Since the X chromosome becomes inactive - meaning it shuts down - during male meiosis, the U. Chicago researchers suggest the male-expressed genes must flee the X before this phenomenon takes place.
Long and his colleagues propose that sexual antagonism may also cause this high traffic volume on the X. Since females have two X chromosomes and males have only one, the X is more likely to end up in a female. And if there is a beneficial gene mutation on the X, there is a higher chance that it would help the female, despite its affect on the man. The researchers suggest that the male-expressed genes leave the X for an autosome, where each gene would have the same share of the chromosome and therefore a better environment to carry out its function more effectively.
"An X-linked gene spends two-thirds of its time in females compared with one-half for an autosomal gene, thus the X chromosome becomes 'demasculinized,'" the researchers wrote in the paper.
The research team contends that either theory justifies male-expressed genes leaving the X chromosome, whether the X kicks them out or they merely jump ship before the X shuts down. "The two explanations are not mutually exclusive," Long said. "Either way, if [the male-expressed genes] remain on the X chromosome, they would not be able to do their job well. They have to leave in order to carry out their function."

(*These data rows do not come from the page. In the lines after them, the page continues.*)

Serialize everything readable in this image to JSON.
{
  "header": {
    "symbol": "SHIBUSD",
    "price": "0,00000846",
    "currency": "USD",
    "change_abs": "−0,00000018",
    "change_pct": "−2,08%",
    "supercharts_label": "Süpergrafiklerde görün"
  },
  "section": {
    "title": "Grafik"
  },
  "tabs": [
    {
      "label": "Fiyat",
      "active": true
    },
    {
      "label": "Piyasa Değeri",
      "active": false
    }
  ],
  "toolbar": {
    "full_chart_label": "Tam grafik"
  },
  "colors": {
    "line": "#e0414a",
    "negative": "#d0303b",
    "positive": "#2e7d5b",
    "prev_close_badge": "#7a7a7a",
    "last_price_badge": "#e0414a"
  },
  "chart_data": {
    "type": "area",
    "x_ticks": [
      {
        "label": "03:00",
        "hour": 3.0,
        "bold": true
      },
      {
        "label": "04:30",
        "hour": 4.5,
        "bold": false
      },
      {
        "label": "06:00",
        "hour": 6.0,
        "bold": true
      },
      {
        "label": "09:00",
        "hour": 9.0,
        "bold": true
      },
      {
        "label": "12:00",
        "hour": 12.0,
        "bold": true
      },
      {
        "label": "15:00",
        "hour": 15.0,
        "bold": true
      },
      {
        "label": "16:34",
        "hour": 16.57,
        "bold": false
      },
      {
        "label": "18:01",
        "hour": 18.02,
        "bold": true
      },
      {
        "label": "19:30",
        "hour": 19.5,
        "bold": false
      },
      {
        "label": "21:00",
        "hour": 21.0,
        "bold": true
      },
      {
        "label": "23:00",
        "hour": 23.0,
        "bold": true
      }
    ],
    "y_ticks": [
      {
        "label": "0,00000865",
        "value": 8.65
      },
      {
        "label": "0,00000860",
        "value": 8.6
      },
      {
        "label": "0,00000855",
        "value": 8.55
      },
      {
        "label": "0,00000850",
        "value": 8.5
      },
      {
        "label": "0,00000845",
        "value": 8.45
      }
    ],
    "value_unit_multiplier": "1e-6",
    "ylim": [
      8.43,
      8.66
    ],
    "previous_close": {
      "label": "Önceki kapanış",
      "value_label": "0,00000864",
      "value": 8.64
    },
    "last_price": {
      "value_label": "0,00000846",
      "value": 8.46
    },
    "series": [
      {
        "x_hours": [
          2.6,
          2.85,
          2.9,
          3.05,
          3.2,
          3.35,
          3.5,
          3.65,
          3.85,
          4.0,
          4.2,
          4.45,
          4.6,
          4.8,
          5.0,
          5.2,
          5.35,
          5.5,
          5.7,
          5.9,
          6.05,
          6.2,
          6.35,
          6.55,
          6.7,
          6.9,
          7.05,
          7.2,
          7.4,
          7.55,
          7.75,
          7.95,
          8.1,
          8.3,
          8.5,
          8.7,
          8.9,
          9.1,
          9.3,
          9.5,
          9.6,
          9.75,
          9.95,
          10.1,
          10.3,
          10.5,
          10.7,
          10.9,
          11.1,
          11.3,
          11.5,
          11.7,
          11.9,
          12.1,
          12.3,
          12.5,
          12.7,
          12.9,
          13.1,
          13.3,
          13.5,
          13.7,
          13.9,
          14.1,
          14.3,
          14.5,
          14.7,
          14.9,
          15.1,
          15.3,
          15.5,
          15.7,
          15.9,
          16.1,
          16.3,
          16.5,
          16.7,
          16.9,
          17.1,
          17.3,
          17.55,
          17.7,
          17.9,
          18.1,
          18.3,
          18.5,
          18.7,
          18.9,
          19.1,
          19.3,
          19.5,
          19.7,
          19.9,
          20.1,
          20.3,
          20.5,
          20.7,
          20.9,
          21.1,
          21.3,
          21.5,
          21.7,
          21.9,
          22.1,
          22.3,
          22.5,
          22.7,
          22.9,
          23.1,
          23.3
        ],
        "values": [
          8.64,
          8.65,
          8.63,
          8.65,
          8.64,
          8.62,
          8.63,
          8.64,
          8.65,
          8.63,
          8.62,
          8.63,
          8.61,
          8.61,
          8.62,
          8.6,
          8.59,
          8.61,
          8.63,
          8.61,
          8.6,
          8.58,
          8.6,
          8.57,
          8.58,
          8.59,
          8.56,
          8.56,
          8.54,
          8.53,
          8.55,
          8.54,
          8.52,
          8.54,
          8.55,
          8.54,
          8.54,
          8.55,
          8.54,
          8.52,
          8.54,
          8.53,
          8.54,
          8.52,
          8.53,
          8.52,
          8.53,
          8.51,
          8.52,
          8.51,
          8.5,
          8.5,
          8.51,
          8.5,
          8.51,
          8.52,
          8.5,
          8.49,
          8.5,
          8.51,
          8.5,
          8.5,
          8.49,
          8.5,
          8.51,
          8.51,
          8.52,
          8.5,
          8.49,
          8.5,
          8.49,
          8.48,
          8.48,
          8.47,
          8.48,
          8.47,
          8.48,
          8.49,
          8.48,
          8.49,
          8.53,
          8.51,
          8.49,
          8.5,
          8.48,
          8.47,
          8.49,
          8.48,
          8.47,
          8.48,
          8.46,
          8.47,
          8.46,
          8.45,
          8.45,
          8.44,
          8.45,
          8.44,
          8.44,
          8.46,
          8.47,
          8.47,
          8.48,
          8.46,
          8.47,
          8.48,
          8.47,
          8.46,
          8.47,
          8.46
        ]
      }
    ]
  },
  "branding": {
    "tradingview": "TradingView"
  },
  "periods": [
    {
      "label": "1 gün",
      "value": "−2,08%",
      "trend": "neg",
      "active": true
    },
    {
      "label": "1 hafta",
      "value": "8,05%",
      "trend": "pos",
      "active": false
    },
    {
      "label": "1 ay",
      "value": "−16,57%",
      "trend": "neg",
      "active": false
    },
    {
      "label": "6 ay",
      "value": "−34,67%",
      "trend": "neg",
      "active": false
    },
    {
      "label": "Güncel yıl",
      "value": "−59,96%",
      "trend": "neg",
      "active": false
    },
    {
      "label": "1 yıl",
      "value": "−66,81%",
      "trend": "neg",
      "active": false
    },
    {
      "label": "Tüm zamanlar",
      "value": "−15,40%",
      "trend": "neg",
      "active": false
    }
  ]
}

Besides studying the human genome, the researchers also charted the gene traffic of the X chromosome, as well as its 19 autosomes, for the mouse and found the same basic pattern. Long's laboratory first discovered this pattern of X-derived autosomal genes that express in the testis using the fruit fly, work published in Genome Research in 2002. The latest study by his team confirms the pattern in two mammalian species.
"The most important result of the paper is the phenomenon itself," said J.J. Emerson, fourth year graduate student in Long's lab and one of the lead authors of the paper. "We can see very clearly that the X is an unusual case. Through the evolution of gene duplication, the X chromosome seems to have an excess of traffic."
Through various mechanisms, genes duplicate. The original copy can remain where it is and another version of it can be placed elsewhere in the genome. This type of gene duplication is one of the ways organisms diversify. "You can duplicate a gene used for one function, tweak it just a little bit, and you can have a totally new function," Emerson said. "When you need new functions, gene duplication provides those new functions, and it's a beautiful mechanism for giving biological novelty."
The scientists looked at retroposed genes -- those genes that are copied by being reinserted randomly into the genome -- simply because scientists can map the direction of those genes (whether it left or joined the chromosome). The team looked at the "expected levels of traffic" by plotting pseudo genes -- those genes that lose their function after being duplicated and which natural selection ignores.
The researchers compared the rate of gene traffic on the X to all of the autosomes and found the X chromosome exports four times as many genes than the average autosome and imports 3.5 times as many. They did not look at the traffic rate of the Y chromosome. "It's such a small chromosome that any excess or decrease is miniscule-" Emerson said. They found that 77 percent of the genes leaving the X chromosome have testis expression, compared to 44 percent of genes that jump from autosome to autosome.
The researchers noted that this Darwinian process has evolved slowly since both mouse and humans share the same excess traffic characteristics on the X chromosome. It was therefore present prior to the mouse-human split.
The study also shows that although approximately 71 percent of those genes leaving the X chromosome are to be expressed in a male germline cell, only about 14 percent of the genes being imported to the X are female expressed.
"So the old idea that the X chromosome is a major contributor of sexual genes is also not true," Long said. "The X chromosome is not the 'hot bed' of sex-related genes that was once thought."
The researchers plan to take a closer look at the excess traffic, tracking the exported genes as well as their expression. They also are trying to locate where the majority of female-expressed genes originate.
Long recently received two research grants: a CAREER Award from the National Science Foundation providing nearly a million dollars over five years and grant of more than one million dollars from the National Institutes of Health. Both the NSF and the NIH, as well as the Packard Foundation, supported this research.
Additional authors include former U. Chicago postdocs Esther Betran, PhD, now of the University of Texas at Arlington, and Henrik Kaessmann, PhD, (the other lead author of the paper) now of the University of Lausanne in Switzerland.